Do not feed the trolls. Just don’t. Don’t get into flame wars. Don’t get into debates you can’t handle. There are more haters out there than there are of you. Following such debates, Joe Abercrombie once told me, brings only tiredness. He wasn’t wrong.
That said, a little controversy goes a long way. So long as a) you’ve got the chops to back it up and b) you don’t deliberately set out to insult people. Miraculously, internet debate can be a good thing, with pleasant exchanges. That particular exchange brought me several thousand extra hits for the month, and most of them seem to have stuck around.
Blogs are as important as the books, and authors are a brand. Just looking at these web stats, over 80% of searches are for my author name (frequently misspelt…) and only a small percentage are for book titles. That in itself deserves a full blog post. And in meatspace, so many people have complimented me on this blog – possibly as many as have commented on the books. I don’t know if they’ve read the books afterwards and, to be honest, that’s not actually important to me. Blogging is a fun, instantaneous activity. (Though it’s far from the notebook I originally wanted it to be. Maybe it will change in the future.)

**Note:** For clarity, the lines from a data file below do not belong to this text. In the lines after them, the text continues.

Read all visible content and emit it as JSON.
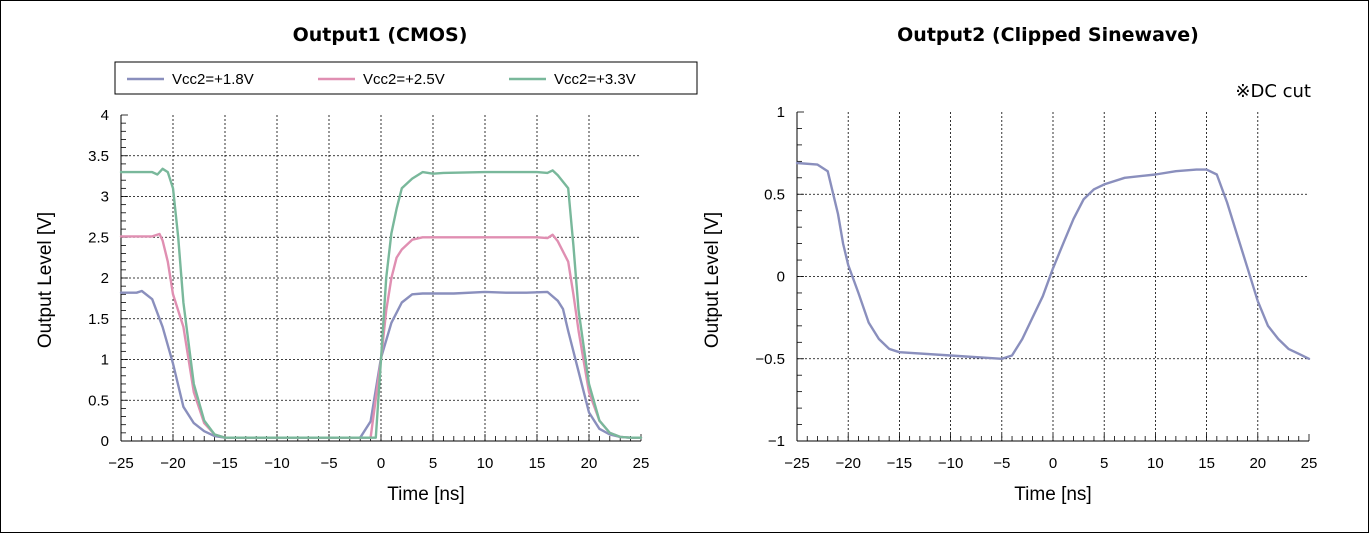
{
  "chart_data": [
    {
      "type": "line",
      "title": "Output1 (CMOS)",
      "xlabel": "Time [ns]",
      "ylabel": "Output Level [V]",
      "xlim": [
        -25,
        25
      ],
      "ylim": [
        0,
        4
      ],
      "xticks": [
        -25,
        -20,
        -15,
        -10,
        -5,
        0,
        5,
        10,
        15,
        20,
        25
      ],
      "yticks": [
        0,
        0.5,
        1,
        1.5,
        2,
        2.5,
        3,
        3.5,
        4
      ],
      "xtick_labels": [
        "−25",
        "−20",
        "−15",
        "−10",
        "−5",
        "0",
        "5",
        "10",
        "15",
        "20",
        "25"
      ],
      "ytick_labels": [
        "0",
        "0.5",
        "1",
        "1.5",
        "2",
        "2.5",
        "3",
        "3.5",
        "4"
      ],
      "grid": true,
      "legend": "top",
      "series": [
        {
          "name": "Vcc2=+1.8V",
          "color": "#8a8fbd",
          "x": [
            -25,
            -23.5,
            -23,
            -22,
            -21,
            -20,
            -19,
            -18,
            -17,
            -16,
            -15,
            -14,
            -10,
            -5,
            -2,
            -1,
            0,
            1,
            2,
            3,
            4,
            5,
            7,
            10,
            12,
            14,
            16,
            17,
            17.5,
            18,
            19,
            20,
            21,
            22,
            23,
            24,
            25
          ],
          "y": [
            1.82,
            1.82,
            1.84,
            1.74,
            1.4,
            0.95,
            0.42,
            0.22,
            0.12,
            0.06,
            0.04,
            0.04,
            0.04,
            0.04,
            0.04,
            0.24,
            1.02,
            1.45,
            1.7,
            1.8,
            1.81,
            1.81,
            1.81,
            1.83,
            1.82,
            1.82,
            1.83,
            1.72,
            1.62,
            1.35,
            0.85,
            0.35,
            0.15,
            0.08,
            0.05,
            0.04,
            0.04
          ]
        },
        {
          "name": "Vcc2=+2.5V",
          "color": "#e08fb2",
          "x": [
            -25,
            -22,
            -21.3,
            -21,
            -20.5,
            -20,
            -19,
            -18,
            -17,
            -16,
            -15,
            -14,
            -10,
            -5,
            -2,
            -1,
            0,
            0.5,
            1,
            1.5,
            2,
            3,
            4,
            5,
            10,
            15,
            16,
            16.5,
            17,
            18,
            18.5,
            19,
            20,
            21,
            22,
            23,
            24,
            25
          ],
          "y": [
            2.51,
            2.51,
            2.54,
            2.46,
            2.2,
            1.8,
            1.4,
            0.6,
            0.22,
            0.08,
            0.04,
            0.04,
            0.04,
            0.04,
            0.04,
            0.04,
            1.0,
            1.6,
            2.0,
            2.25,
            2.35,
            2.47,
            2.5,
            2.5,
            2.5,
            2.5,
            2.49,
            2.53,
            2.45,
            2.2,
            1.8,
            1.35,
            0.6,
            0.25,
            0.1,
            0.05,
            0.04,
            0.04
          ]
        },
        {
          "name": "Vcc2=+3.3V",
          "color": "#79b89b",
          "x": [
            -25,
            -22,
            -21.5,
            -21,
            -20.5,
            -20,
            -19.5,
            -19,
            -18,
            -17,
            -16,
            -15,
            -14,
            -10,
            -5,
            -2,
            -1,
            -0.5,
            0,
            0.5,
            1,
            1.5,
            2,
            3,
            4,
            5,
            6,
            10,
            15,
            16,
            16.5,
            17,
            18,
            18.5,
            19,
            20,
            21,
            22,
            23,
            24,
            25
          ],
          "y": [
            3.3,
            3.3,
            3.27,
            3.34,
            3.3,
            3.1,
            2.5,
            1.7,
            0.7,
            0.25,
            0.08,
            0.04,
            0.04,
            0.04,
            0.04,
            0.04,
            0.04,
            0.04,
            1.0,
            2.0,
            2.55,
            2.85,
            3.1,
            3.22,
            3.3,
            3.28,
            3.29,
            3.3,
            3.3,
            3.29,
            3.32,
            3.26,
            3.1,
            2.4,
            1.6,
            0.7,
            0.25,
            0.1,
            0.05,
            0.04,
            0.04
          ]
        }
      ]
    },
    {
      "type": "line",
      "title": "Output2 (Clipped Sinewave)",
      "xlabel": "Time [ns]",
      "ylabel": "Output Level [V]",
      "xlim": [
        -25,
        25
      ],
      "ylim": [
        -1,
        1
      ],
      "xticks": [
        -25,
        -20,
        -15,
        -10,
        -5,
        0,
        5,
        10,
        15,
        20,
        25
      ],
      "yticks": [
        -1,
        -0.5,
        0,
        0.5,
        1
      ],
      "xtick_labels": [
        "−25",
        "−20",
        "−15",
        "−10",
        "−5",
        "0",
        "5",
        "10",
        "15",
        "20",
        "25"
      ],
      "ytick_labels": [
        "−1",
        "−0.5",
        "0",
        "0.5",
        "1"
      ],
      "grid": true,
      "annotation": "※DC cut",
      "series": [
        {
          "color": "#8a8fbd",
          "x": [
            -25,
            -23,
            -22,
            -21,
            -20.5,
            -20,
            -19,
            -18,
            -17,
            -16,
            -15,
            -10,
            -5,
            -4,
            -3,
            -2,
            -1,
            0,
            1,
            2,
            3,
            4,
            5,
            7,
            10,
            12,
            14,
            15,
            16,
            17,
            18,
            19,
            20,
            21,
            22,
            23,
            24,
            25
          ],
          "y": [
            0.69,
            0.68,
            0.64,
            0.38,
            0.2,
            0.07,
            -0.1,
            -0.28,
            -0.38,
            -0.44,
            -0.46,
            -0.48,
            -0.5,
            -0.48,
            -0.38,
            -0.25,
            -0.12,
            0.05,
            0.2,
            0.35,
            0.47,
            0.53,
            0.56,
            0.6,
            0.62,
            0.64,
            0.65,
            0.65,
            0.62,
            0.45,
            0.25,
            0.05,
            -0.15,
            -0.3,
            -0.38,
            -0.44,
            -0.47,
            -0.5
          ]
        }
      ]
    }
  ]
}
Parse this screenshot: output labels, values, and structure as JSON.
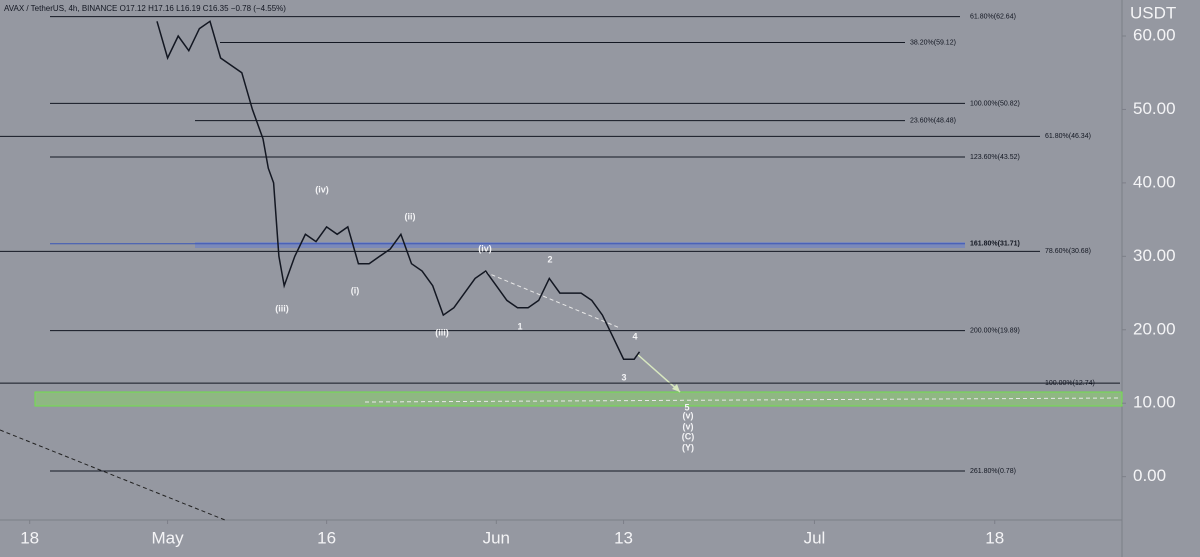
{
  "chart_data": {
    "type": "line",
    "header": "AVAX / TetherUS, 4h, BINANCE  O17.12 H17.16 L16.19 C16.35 −0.78 (−4.55%)",
    "y_axis_label": "USDT",
    "color": "#131722",
    "x": [
      12,
      13,
      14,
      15,
      16,
      17,
      18,
      19,
      20,
      21,
      22,
      22.5,
      23,
      23.5,
      24,
      25,
      26,
      27,
      28,
      29,
      30,
      31,
      32,
      33,
      34,
      35,
      36,
      37,
      38,
      39,
      40,
      41,
      42,
      43,
      44,
      45,
      46,
      47,
      48,
      49,
      50,
      51,
      52,
      53,
      54,
      55,
      56,
      57,
      57.5
    ],
    "values": [
      62,
      57,
      60,
      58,
      61,
      62,
      57,
      56,
      55,
      50,
      46,
      42,
      40,
      30,
      26,
      30,
      33,
      32,
      34,
      33,
      34,
      29,
      29,
      30,
      31,
      33,
      29,
      28,
      26,
      22,
      23,
      25,
      27,
      28,
      26,
      24,
      23,
      23,
      24,
      27,
      25,
      25,
      25,
      24,
      22,
      19,
      16,
      16,
      17
    ],
    "xlim": [
      -2.8,
      103
    ],
    "xticks": [
      {
        "value": 0,
        "label": "18"
      },
      {
        "value": 13,
        "label": "May"
      },
      {
        "value": 28,
        "label": "16"
      },
      {
        "value": 44,
        "label": "Jun"
      },
      {
        "value": 56,
        "label": "13"
      },
      {
        "value": 74,
        "label": "Jul"
      },
      {
        "value": 91,
        "label": "18"
      }
    ],
    "ylim": [
      -5.9,
      64.9
    ],
    "yticks": [
      {
        "value": 0,
        "label": "0.00"
      },
      {
        "value": 10,
        "label": "10.00"
      },
      {
        "value": 20,
        "label": "20.00"
      },
      {
        "value": 30,
        "label": "30.00"
      },
      {
        "value": 40,
        "label": "40.00"
      },
      {
        "value": 50,
        "label": "50.00"
      },
      {
        "value": 60,
        "label": "60.00"
      }
    ],
    "levels": [
      {
        "value": 62.64,
        "label": "61.80%(62.64)"
      },
      {
        "value": 59.12,
        "label": "38.20%(59.12)"
      },
      {
        "value": 50.82,
        "label": "100.00%(50.82)"
      },
      {
        "value": 48.48,
        "label": "23.60%(48.48)"
      },
      {
        "value": 46.34,
        "label": "61.80%(46.34)"
      },
      {
        "value": 43.52,
        "label": "123.60%(43.52)"
      },
      {
        "value": 31.71,
        "label": "161.80%(31.71)"
      },
      {
        "value": 30.68,
        "label": "78.60%(30.68)"
      },
      {
        "value": 19.89,
        "label": "200.00%(19.89)"
      },
      {
        "value": 12.74,
        "label": "100.00%(12.74)"
      },
      {
        "value": 0.78,
        "label": "261.80%(0.78)"
      }
    ],
    "annotations": [
      "(iv)",
      "(ii)",
      "(iv)",
      "2",
      "(i)",
      "(iii)",
      "(iii)",
      "1",
      "4",
      "3",
      "5",
      "(v)",
      "(v)",
      "(C)",
      "(Y)"
    ]
  }
}
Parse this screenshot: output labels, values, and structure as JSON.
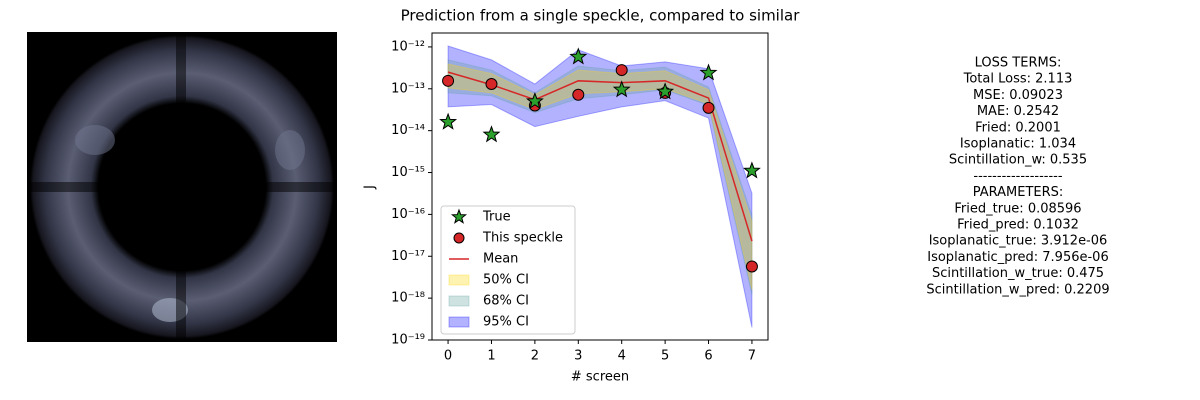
{
  "chart_data": {
    "type": "line",
    "title": "Prediction from a single speckle, compared to similar",
    "xlabel": "# screen",
    "ylabel": "J",
    "yscale": "log",
    "legend": "lower left",
    "alpha": 0.3,
    "x": [
      0,
      1,
      2,
      3,
      4,
      5,
      6,
      7
    ],
    "xlim": [
      -0.37,
      7.37
    ],
    "xticks": [
      0,
      1,
      2,
      3,
      4,
      5,
      6,
      7
    ],
    "ylim": [
      1e-19,
      2.15e-12
    ],
    "yticks": [
      {
        "value": 1e-19,
        "label": "10⁻¹⁹"
      },
      {
        "value": 1e-18,
        "label": "10⁻¹⁸"
      },
      {
        "value": 1e-17,
        "label": "10⁻¹⁷"
      },
      {
        "value": 1e-16,
        "label": "10⁻¹⁶"
      },
      {
        "value": 1e-15,
        "label": "10⁻¹⁵"
      },
      {
        "value": 1e-14,
        "label": "10⁻¹⁴"
      },
      {
        "value": 1e-13,
        "label": "10⁻¹³"
      },
      {
        "value": 1e-12,
        "label": "10⁻¹²"
      }
    ],
    "series": [
      {
        "name": "True",
        "kind": "star",
        "color": "#2ca02c",
        "values": [
          1.6e-14,
          8e-15,
          5e-14,
          5.8e-13,
          9.5e-14,
          8.5e-14,
          2.4e-13,
          1.1e-15
        ]
      },
      {
        "name": "This speckle",
        "kind": "circle",
        "color": "#d62728",
        "values": [
          1.55e-13,
          1.3e-13,
          4e-14,
          7.2e-14,
          2.8e-13,
          8e-14,
          3.5e-14,
          5.7e-18
        ]
      },
      {
        "name": "Mean",
        "kind": "line",
        "color": "#d62728",
        "values": [
          2.5e-13,
          1.25e-13,
          5.5e-14,
          1.55e-13,
          1.4e-13,
          1.55e-13,
          6e-14,
          2.3e-17
        ]
      },
      {
        "name": "50% CI",
        "kind": "band",
        "color": "#ffd700",
        "upper": [
          3.9e-13,
          2.3e-13,
          7.2e-14,
          2.8e-13,
          2.3e-13,
          2.7e-13,
          9.5e-14,
          6.8e-17
        ],
        "lower": [
          1.05e-13,
          8e-14,
          3.2e-14,
          7.6e-14,
          8.5e-14,
          1e-13,
          4.4e-14,
          1.6e-18
        ]
      },
      {
        "name": "68% CI",
        "kind": "band",
        "color": "#5f9ea0",
        "upper": [
          4.9e-13,
          2.8e-13,
          8e-14,
          3.5e-13,
          2.7e-13,
          3.3e-13,
          1.1e-13,
          9.5e-17
        ],
        "lower": [
          8e-14,
          6.8e-14,
          2.7e-14,
          5.8e-14,
          7.2e-14,
          9.5e-14,
          4e-14,
          1.2e-18
        ]
      },
      {
        "name": "95% CI",
        "kind": "band",
        "color": "#0000ff",
        "upper": [
          1.05e-12,
          4.9e-13,
          1.3e-13,
          8.5e-13,
          3.5e-13,
          4.4e-13,
          3e-13,
          3.2e-16
        ],
        "lower": [
          3.7e-14,
          4.2e-14,
          1.25e-14,
          2.2e-14,
          3.7e-14,
          5.2e-14,
          2e-14,
          2e-19
        ]
      }
    ]
  },
  "text_panel": {
    "lines": [
      "LOSS TERMS:",
      "Total Loss: 2.113",
      "MSE: 0.09023",
      "MAE: 0.2542",
      "Fried: 0.2001",
      "Isoplanatic: 1.034",
      "Scintillation_w: 0.535",
      "-------------------",
      "PARAMETERS:",
      "Fried_true: 0.08596",
      "Fried_pred: 0.1032",
      "Isoplanatic_true: 3.912e-06",
      "Isoplanatic_pred: 7.956e-06",
      "Scintillation_w_true: 0.475",
      "Scintillation_w_pred: 0.2209"
    ]
  }
}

You can’t complain about the industry to anyone other than another writer. Who cares about the fortunes of a poor published writer? Never mind that it takes a year to build something but just a few minutes to take it down to Chinatown. You can’t complain about that. And who’s going to understand such moaning? Certainly not people who would love to be poor published writers.
No matter what you do, someone will hate you. They’ll hate you for having a book out, being on the internet, looking like so-and-so, engaging in debate, not engaging in debate, whatever. And Lou Anders once told me that if no one hates your book, you’ve not got big enough distribution.